By changing the 52 in the section of the query < (now() - '52 weeks'::interval) to what ever minimum age we want, we can create a list of histories to be deleted.

3. Deleting the histories

So the next thing to do is mark the histories we have just selected as deleted. This is just an update query of the above query. This will not actually delete the data off the disk but set it up so it will be deleted when we run the regular pgcleanup scripts. As we use a cutoff of 10 days for the pgcleanup scripts, the histories and underlying data will not be purged from disk for a further 10 days.

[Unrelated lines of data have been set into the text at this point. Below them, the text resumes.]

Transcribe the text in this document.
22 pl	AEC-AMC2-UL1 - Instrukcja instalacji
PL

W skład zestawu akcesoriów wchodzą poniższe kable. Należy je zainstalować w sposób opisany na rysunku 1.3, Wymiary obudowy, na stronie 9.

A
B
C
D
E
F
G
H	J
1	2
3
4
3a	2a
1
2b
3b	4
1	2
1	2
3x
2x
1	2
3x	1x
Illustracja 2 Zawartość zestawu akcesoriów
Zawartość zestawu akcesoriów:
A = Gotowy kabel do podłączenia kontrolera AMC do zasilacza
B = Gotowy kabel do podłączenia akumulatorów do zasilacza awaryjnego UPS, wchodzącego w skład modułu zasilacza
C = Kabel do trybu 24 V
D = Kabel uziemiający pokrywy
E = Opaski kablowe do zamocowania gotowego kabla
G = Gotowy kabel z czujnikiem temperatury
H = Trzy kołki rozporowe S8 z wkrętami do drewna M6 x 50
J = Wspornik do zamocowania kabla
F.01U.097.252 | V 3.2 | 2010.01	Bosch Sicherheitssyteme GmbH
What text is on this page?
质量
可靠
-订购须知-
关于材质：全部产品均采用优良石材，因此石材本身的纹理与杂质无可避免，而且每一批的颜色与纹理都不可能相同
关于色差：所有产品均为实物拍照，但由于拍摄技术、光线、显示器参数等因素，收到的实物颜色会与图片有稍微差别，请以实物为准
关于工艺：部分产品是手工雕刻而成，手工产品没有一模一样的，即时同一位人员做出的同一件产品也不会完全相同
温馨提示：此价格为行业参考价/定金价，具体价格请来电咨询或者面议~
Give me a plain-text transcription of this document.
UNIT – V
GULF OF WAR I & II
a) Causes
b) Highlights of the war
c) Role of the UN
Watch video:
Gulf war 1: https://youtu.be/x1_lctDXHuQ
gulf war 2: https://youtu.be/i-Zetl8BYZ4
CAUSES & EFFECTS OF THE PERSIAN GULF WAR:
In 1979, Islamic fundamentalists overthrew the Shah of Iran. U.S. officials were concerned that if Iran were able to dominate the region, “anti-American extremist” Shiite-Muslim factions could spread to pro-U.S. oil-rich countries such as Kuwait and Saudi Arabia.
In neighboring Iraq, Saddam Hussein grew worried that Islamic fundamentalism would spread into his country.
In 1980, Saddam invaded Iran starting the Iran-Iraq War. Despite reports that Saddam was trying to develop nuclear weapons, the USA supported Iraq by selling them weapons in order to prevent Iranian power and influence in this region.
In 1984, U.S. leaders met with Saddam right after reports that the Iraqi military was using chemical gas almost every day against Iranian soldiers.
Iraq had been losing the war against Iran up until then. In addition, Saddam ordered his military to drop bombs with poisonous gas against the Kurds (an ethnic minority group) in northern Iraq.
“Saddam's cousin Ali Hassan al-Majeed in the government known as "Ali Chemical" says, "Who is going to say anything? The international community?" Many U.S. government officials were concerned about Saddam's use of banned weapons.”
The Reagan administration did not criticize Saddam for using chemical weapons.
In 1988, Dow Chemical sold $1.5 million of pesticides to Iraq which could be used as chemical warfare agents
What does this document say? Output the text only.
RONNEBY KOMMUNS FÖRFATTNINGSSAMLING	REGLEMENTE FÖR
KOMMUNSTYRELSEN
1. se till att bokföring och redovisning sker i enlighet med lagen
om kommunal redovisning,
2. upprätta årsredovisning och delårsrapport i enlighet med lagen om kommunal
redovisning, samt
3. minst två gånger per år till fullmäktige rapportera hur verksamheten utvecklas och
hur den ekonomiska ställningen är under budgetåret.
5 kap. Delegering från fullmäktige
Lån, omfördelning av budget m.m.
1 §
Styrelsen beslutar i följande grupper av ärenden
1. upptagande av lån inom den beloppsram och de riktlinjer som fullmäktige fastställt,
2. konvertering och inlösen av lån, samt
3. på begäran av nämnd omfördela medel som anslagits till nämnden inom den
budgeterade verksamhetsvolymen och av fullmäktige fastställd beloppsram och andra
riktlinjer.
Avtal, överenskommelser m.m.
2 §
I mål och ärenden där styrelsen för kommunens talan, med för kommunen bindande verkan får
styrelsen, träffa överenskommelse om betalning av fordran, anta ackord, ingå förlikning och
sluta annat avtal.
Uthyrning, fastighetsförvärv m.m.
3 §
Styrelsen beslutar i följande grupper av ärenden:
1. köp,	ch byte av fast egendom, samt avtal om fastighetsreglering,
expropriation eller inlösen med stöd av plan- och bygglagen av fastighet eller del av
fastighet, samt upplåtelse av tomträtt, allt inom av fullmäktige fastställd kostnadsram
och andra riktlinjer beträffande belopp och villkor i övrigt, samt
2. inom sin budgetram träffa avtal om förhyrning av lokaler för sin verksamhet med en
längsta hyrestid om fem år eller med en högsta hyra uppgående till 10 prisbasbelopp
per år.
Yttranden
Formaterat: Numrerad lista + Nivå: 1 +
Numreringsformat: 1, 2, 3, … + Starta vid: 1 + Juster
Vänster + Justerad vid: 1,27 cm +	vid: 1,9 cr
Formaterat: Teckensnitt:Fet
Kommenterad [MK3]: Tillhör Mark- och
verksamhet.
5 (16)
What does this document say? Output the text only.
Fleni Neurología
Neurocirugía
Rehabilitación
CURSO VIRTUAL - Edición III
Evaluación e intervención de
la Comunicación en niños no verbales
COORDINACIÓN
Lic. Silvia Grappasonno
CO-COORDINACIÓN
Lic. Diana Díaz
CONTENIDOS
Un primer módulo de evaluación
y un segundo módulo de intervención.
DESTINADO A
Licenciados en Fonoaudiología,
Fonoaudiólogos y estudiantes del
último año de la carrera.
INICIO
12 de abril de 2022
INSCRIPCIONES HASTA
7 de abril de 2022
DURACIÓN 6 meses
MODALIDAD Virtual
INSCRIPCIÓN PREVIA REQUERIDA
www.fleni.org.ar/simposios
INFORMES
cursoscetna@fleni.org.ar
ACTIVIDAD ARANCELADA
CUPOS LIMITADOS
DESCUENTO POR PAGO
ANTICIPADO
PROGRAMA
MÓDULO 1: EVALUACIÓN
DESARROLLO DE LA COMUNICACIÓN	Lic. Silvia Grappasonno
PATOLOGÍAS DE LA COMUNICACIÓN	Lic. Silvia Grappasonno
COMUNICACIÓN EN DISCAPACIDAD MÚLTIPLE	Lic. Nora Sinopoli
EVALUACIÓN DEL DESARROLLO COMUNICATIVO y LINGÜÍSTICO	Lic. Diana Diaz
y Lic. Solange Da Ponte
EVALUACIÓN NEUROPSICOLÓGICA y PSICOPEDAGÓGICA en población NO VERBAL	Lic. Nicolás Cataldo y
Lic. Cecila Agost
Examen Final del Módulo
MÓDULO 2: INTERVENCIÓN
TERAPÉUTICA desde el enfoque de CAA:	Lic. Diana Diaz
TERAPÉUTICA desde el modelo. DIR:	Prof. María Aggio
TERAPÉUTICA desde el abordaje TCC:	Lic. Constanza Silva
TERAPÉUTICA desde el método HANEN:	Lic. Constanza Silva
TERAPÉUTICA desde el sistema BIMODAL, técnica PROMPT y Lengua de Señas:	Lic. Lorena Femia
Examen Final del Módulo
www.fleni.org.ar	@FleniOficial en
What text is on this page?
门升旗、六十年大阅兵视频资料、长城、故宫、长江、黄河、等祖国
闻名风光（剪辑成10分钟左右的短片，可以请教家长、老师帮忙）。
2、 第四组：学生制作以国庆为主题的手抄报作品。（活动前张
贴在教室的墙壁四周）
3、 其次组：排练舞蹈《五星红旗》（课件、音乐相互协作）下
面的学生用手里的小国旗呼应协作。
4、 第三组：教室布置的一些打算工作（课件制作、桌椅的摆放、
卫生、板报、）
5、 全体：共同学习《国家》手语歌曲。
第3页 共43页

  • The update script takes the form of:

    UPDATE history
    SET deleted = TRUE
    FROM
        (
            SELECT h.id
            FROM history h
            WHERE
                h.update_time < (now() - '13 weeks'::interval)
                AND h.deleted = FALSE
                AND h.published = FALSE
            ORDER BY h.id
        ) AS subquery
    WHERE
        history.id = subquery.id;
  • Where 13 weeks can be changed to whatever age we like. 13 weeks is a rounded figure close to our policy of 90 days.

4. Purge the histories and associated data from Disk.

Running the last 4 of the regular clean up script operations will purge the histories and remove the associated data from disk.

>$ python ./scripts/cleanup_datasets/pgcleanup.py -o 10 -s purge_deleted_histories

>$ python ./scripts/cleanup_datasets/pgcleanup.py -o 10 -s purge_deleted_hdas

>$ python ./scripts/cleanup_datasets/pgcleanup.py -o 10 -s delete_datasets

>$ python ./scripts/cleanup_datasets/pgcleanup.py -o 10 -s purge_datasets

but only 10 days after the query in part 3 has been run.

TO DO:

  • Automate the process in part 3 to:
    • Run the select query with last update_time being 11 weeks in the past and email users that their history (with the history name) is scheduled for deletion in 2 weeks and that they may wish to download it.
    • Run the update query with update_time being 13 weeks in the past 2 weeks after the first one and mark the histories as being deleted.
    • Run the pgcleanup scripts and set the disk purge for 10 days.
  • This process should run approximately weekly.